Coleção Itaú de Fotografia Brasileira
A exposição narra uma história que a gente finge que sabe sobre.
Publicado em 04/2013
Já que a missão de falar sobre fotografia ficou comigo, vou aproveitar pra já começar chegando na voadora, chutando mais de 60 anos de produção nacional na cara de vocês.
Está rolando em SP uma exposição que já passou pela importante Maison Européenne de la Photographie (chique, né?) em Paris, e pelo histórico Paço Imperial no Rio. A "Coleção Itaú de Fotografia Brasileira" pousa agora renovada no Instituto Tomie Ohtake. O curador Eder Chiodetto mergulhou em um acervo de mais ou menos 12 mil obras e trouxe pra gente 94 fotos que representam a produção artística da fotografia brasileira desde a década de 40 até hoje.
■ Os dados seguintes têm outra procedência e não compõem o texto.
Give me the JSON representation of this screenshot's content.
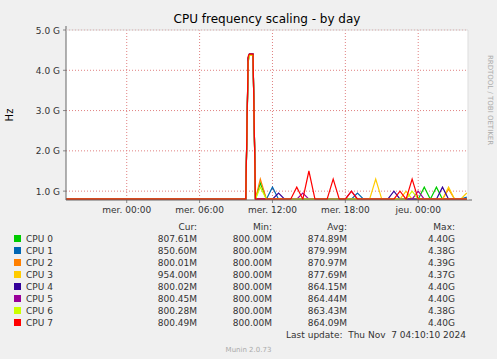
{
  "chart_data": {
    "type": "line",
    "title": "CPU frequency scaling - by day",
    "y_label": "Hz",
    "watermark": "RRDTOOL / TOBI OETIKER",
    "footer": "Munin 2.0.73",
    "last_update": "Last update:  Thu Nov  7 04:10:10 2024",
    "legend_columns": [
      "Cur:",
      "Min:",
      "Avg:",
      "Max:"
    ],
    "grid": true,
    "xlim": [
      -5,
      28.1
    ],
    "xticks": [
      {
        "value": 0,
        "label": "mer. 00:00"
      },
      {
        "value": 6,
        "label": "mer. 06:00"
      },
      {
        "value": 12,
        "label": "mer. 12:00"
      },
      {
        "value": 18,
        "label": "mer. 18:00"
      },
      {
        "value": 24,
        "label": "jeu. 00:00"
      }
    ],
    "ylim": [
      780000000,
      5000000000
    ],
    "yticks": [
      {
        "value": 1000000000,
        "label": "1.0 G"
      },
      {
        "value": 2000000000,
        "label": "2.0 G"
      },
      {
        "value": 3000000000,
        "label": "3.0 G"
      },
      {
        "value": 4000000000,
        "label": "4.0 G"
      },
      {
        "value": 5000000000,
        "label": "5.0 G"
      }
    ],
    "x": [
      -5,
      9.8,
      10.0,
      10.1,
      10.4,
      10.6,
      11.0,
      11.5,
      12.0,
      12.5,
      13.0,
      13.5,
      14.0,
      14.5,
      15.0,
      15.5,
      16.0,
      16.5,
      17.0,
      17.5,
      18.0,
      18.5,
      19.0,
      19.5,
      20.0,
      20.5,
      21.0,
      21.5,
      22.0,
      22.5,
      23.0,
      23.5,
      24.0,
      24.5,
      25.0,
      25.5,
      26.0,
      26.5,
      27.0,
      27.5,
      28.0
    ],
    "series": [
      {
        "name": "CPU 0",
        "color": "#00cc00",
        "stats": [
          "807.61M",
          "800.00M",
          "874.89M",
          "4.40G"
        ],
        "values": [
          800000000,
          800000000,
          4300000000,
          4400000000,
          4400000000,
          800000000,
          1200000000,
          800000000,
          800000000,
          800000000,
          800000000,
          800000000,
          800000000,
          800000000,
          800000000,
          800000000,
          800000000,
          800000000,
          800000000,
          800000000,
          800000000,
          800000000,
          800000000,
          800000000,
          800000000,
          800000000,
          800000000,
          800000000,
          800000000,
          800000000,
          800000000,
          800000000,
          800000000,
          1100000000,
          800000000,
          1100000000,
          800000000,
          800000000,
          800000000,
          800000000,
          807610000
        ]
      },
      {
        "name": "CPU 1",
        "color": "#0066b3",
        "stats": [
          "850.60M",
          "800.00M",
          "879.99M",
          "4.38G"
        ],
        "values": [
          800000000,
          800000000,
          4200000000,
          4380000000,
          4380000000,
          800000000,
          800000000,
          800000000,
          1100000000,
          800000000,
          800000000,
          800000000,
          800000000,
          800000000,
          800000000,
          800000000,
          800000000,
          800000000,
          800000000,
          800000000,
          800000000,
          800000000,
          950000000,
          800000000,
          800000000,
          800000000,
          800000000,
          800000000,
          800000000,
          800000000,
          800000000,
          800000000,
          800000000,
          800000000,
          800000000,
          800000000,
          800000000,
          800000000,
          800000000,
          800000000,
          850600000
        ]
      },
      {
        "name": "CPU 2",
        "color": "#ff8000",
        "stats": [
          "800.01M",
          "800.00M",
          "870.97M",
          "4.39G"
        ],
        "values": [
          800000000,
          800000000,
          4300000000,
          4390000000,
          4390000000,
          800000000,
          1300000000,
          800000000,
          800000000,
          800000000,
          800000000,
          800000000,
          800000000,
          800000000,
          800000000,
          800000000,
          800000000,
          800000000,
          800000000,
          800000000,
          800000000,
          800000000,
          800000000,
          800000000,
          800000000,
          800000000,
          800000000,
          800000000,
          800000000,
          800000000,
          800000000,
          800000000,
          800000000,
          800000000,
          800000000,
          800000000,
          800000000,
          1050000000,
          800000000,
          800000000,
          800010000
        ]
      },
      {
        "name": "CPU 3",
        "color": "#ffcc00",
        "stats": [
          "954.00M",
          "800.00M",
          "877.69M",
          "4.37G"
        ],
        "values": [
          800000000,
          800000000,
          4250000000,
          4370000000,
          4370000000,
          800000000,
          800000000,
          800000000,
          800000000,
          800000000,
          800000000,
          800000000,
          800000000,
          800000000,
          800000000,
          800000000,
          800000000,
          800000000,
          800000000,
          800000000,
          800000000,
          800000000,
          800000000,
          800000000,
          800000000,
          1300000000,
          800000000,
          800000000,
          800000000,
          800000000,
          1000000000,
          800000000,
          800000000,
          800000000,
          800000000,
          800000000,
          800000000,
          1100000000,
          800000000,
          800000000,
          954000000
        ]
      },
      {
        "name": "CPU 4",
        "color": "#330099",
        "stats": [
          "800.02M",
          "800.00M",
          "864.15M",
          "4.40G"
        ],
        "values": [
          800000000,
          800000000,
          4300000000,
          4400000000,
          4400000000,
          800000000,
          800000000,
          800000000,
          800000000,
          950000000,
          800000000,
          800000000,
          800000000,
          800000000,
          800000000,
          800000000,
          800000000,
          800000000,
          800000000,
          800000000,
          800000000,
          800000000,
          800000000,
          800000000,
          800000000,
          800000000,
          800000000,
          800000000,
          1000000000,
          800000000,
          800000000,
          800000000,
          800000000,
          800000000,
          800000000,
          800000000,
          1100000000,
          800000000,
          800000000,
          800000000,
          800020000
        ]
      },
      {
        "name": "CPU 5",
        "color": "#990099",
        "stats": [
          "800.45M",
          "800.00M",
          "864.44M",
          "4.40G"
        ],
        "values": [
          800000000,
          800000000,
          4300000000,
          4400000000,
          4400000000,
          800000000,
          800000000,
          800000000,
          800000000,
          800000000,
          800000000,
          800000000,
          800000000,
          950000000,
          800000000,
          800000000,
          800000000,
          800000000,
          800000000,
          800000000,
          800000000,
          1000000000,
          800000000,
          800000000,
          800000000,
          800000000,
          800000000,
          800000000,
          800000000,
          800000000,
          800000000,
          800000000,
          1000000000,
          800000000,
          800000000,
          800000000,
          800000000,
          800000000,
          800000000,
          800000000,
          800450000
        ]
      },
      {
        "name": "CPU 6",
        "color": "#ccff00",
        "stats": [
          "800.28M",
          "800.00M",
          "863.43M",
          "4.38G"
        ],
        "values": [
          800000000,
          800000000,
          4200000000,
          4380000000,
          4380000000,
          800000000,
          1100000000,
          800000000,
          800000000,
          800000000,
          800000000,
          800000000,
          800000000,
          800000000,
          800000000,
          800000000,
          800000000,
          800000000,
          800000000,
          800000000,
          800000000,
          800000000,
          800000000,
          800000000,
          800000000,
          800000000,
          800000000,
          800000000,
          800000000,
          800000000,
          800000000,
          1000000000,
          800000000,
          800000000,
          800000000,
          800000000,
          800000000,
          800000000,
          800000000,
          800000000,
          800280000
        ]
      },
      {
        "name": "CPU 7",
        "color": "#ff0000",
        "stats": [
          "800.49M",
          "800.00M",
          "864.09M",
          "4.40G"
        ],
        "values": [
          800000000,
          800000000,
          4350000000,
          4400000000,
          4400000000,
          800000000,
          800000000,
          800000000,
          800000000,
          800000000,
          800000000,
          800000000,
          1100000000,
          800000000,
          1500000000,
          800000000,
          800000000,
          800000000,
          1300000000,
          800000000,
          800000000,
          1000000000,
          800000000,
          800000000,
          800000000,
          800000000,
          800000000,
          800000000,
          800000000,
          1000000000,
          800000000,
          1300000000,
          800000000,
          800000000,
          800000000,
          800000000,
          800000000,
          800000000,
          800000000,
          800000000,
          800490000
        ]
      }
    ]
  }
}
O foco (trocadilho fotográfico clássico que jamais será feito novamente neste zine) da exposição é a produção mais experimental, o que explica o quase vazio do período da ditadura militar, quando a fotografia foi mais documental por aqui. Digo "quase" vazio porque mesmo durante esse período lá estava gente como Boris Kossoy fugindo um pouco da fotografia como documento com a série "Viagem pelo fantástico", criticando a ditadura por meio das imagens.
Dos fotoclubistas modernos a artistas contemporâneos que usam a fotografia como suporte, o curador foge da ordem cronológica e mostra esses 60 anos de fotografia relacionando os trabalhos de ontem e de hoje, apresentando a evolução da linguagem fotográfica no Brasil de uma forma não linear, mas, segundo ele, “em vertiginosas espirais desenhadas pelo tempo e pela cultura”. A idéia é colocar os caras que produziam antes da ditadura bem do lado dos autores que vieram depois e procurar conexões estéticas e conceituais.
Na primeira parte da exposição a gente vê uma temática mais urbana, enfatizando a arquitetura modernista da Escola Paulista. É onde a gente encontra, por exemplo, Geraldo de Barros (1923-1998), que é um dos mais importantes artistas do concretismo brasileiro e um dos primeiros por aqui a experimentar a fotografia de uma forma mais abstrata e não só documental, dividindo o espaço com Rubens Mano (1960), excelente artista contemporâneo que, além da fotografia, tem no currículo de instalação em galeria de arte a intervenção urbana no centro de São Paulo.
A segunda parte é quando a gente olha pra dentro. São obras que colocam o homem e sua identidade como assunto principal. Vocês que me desculpem pela falta de imparcialidade jornalística (até porque não sou jornalista mesmo), mas é aqui que eu vou às forras. Nessa sala a gente encontra Claudia Andujar, que eu sou fã e pago pau mesmo. Depois que se naturalizou brasileira (ela nasceu na Suíça) atuou como fotojornalista na década de 60, mas em meados da década de 70 é que a coisa tomou outro rumo, quando foi trabalhar com os Yanomami. Claudia cria laços tão fortes que a passa a dedicar a vida para preservar a cultura e o povo Yanomami, e isso indiscutivelmente se reflete nas fotos. Só de ficar olhando as três que estão expostas nessa sala quase entro no mesmo transe xamânico que a série "Sonhos Yanomami" representa. Além dela, na mesma sala tem Miguel Rio Branco, outro da lista dos meus favoritos. Nascido na Espanha, veio para o Brasil na década de 60 e hoje trabalha no Rio. É um dos fotógrafos que transcende qualquer fronteira e leva seu trabalho mundo afora.
Resumindo: se você tem algum interesse por fotografia, todos os nomes que você tem uma certa obrigação de conhecer estão nessa exposição. Tem Geraldo de Barros, Thomaz Farkas, German Lorca, Boris Kossoy, Miguel Rio Branco, Claudia Andujar, Mario Cravo Neto e mais um monte de gente que ajudou a trazer a fotografia brasileira pra onde ele está hoje. "E onde ela está hoje?", você me pergunta. O que não falta é gente produzindo coisa boa e vários editais e concursos que podem dar suporte e visibilidade para bons trabalhos. Governo e empresas privadas estão como nunca investindo na fotografia, que arrombou as portas dos museus, centros culturais e galerias de arte e já saiu abrindo a geladeira e pegando uma cerveja, cheia de intimidade. O cenário é mais que favorável para quem experimenta e, principalmente, quem tem o que dizer. Mas a gente conversa sobre isso numa outra oportunidade. Por enquanto, vá ver a exposição no Instituto Tomie Ohtake e se encha de boas referências!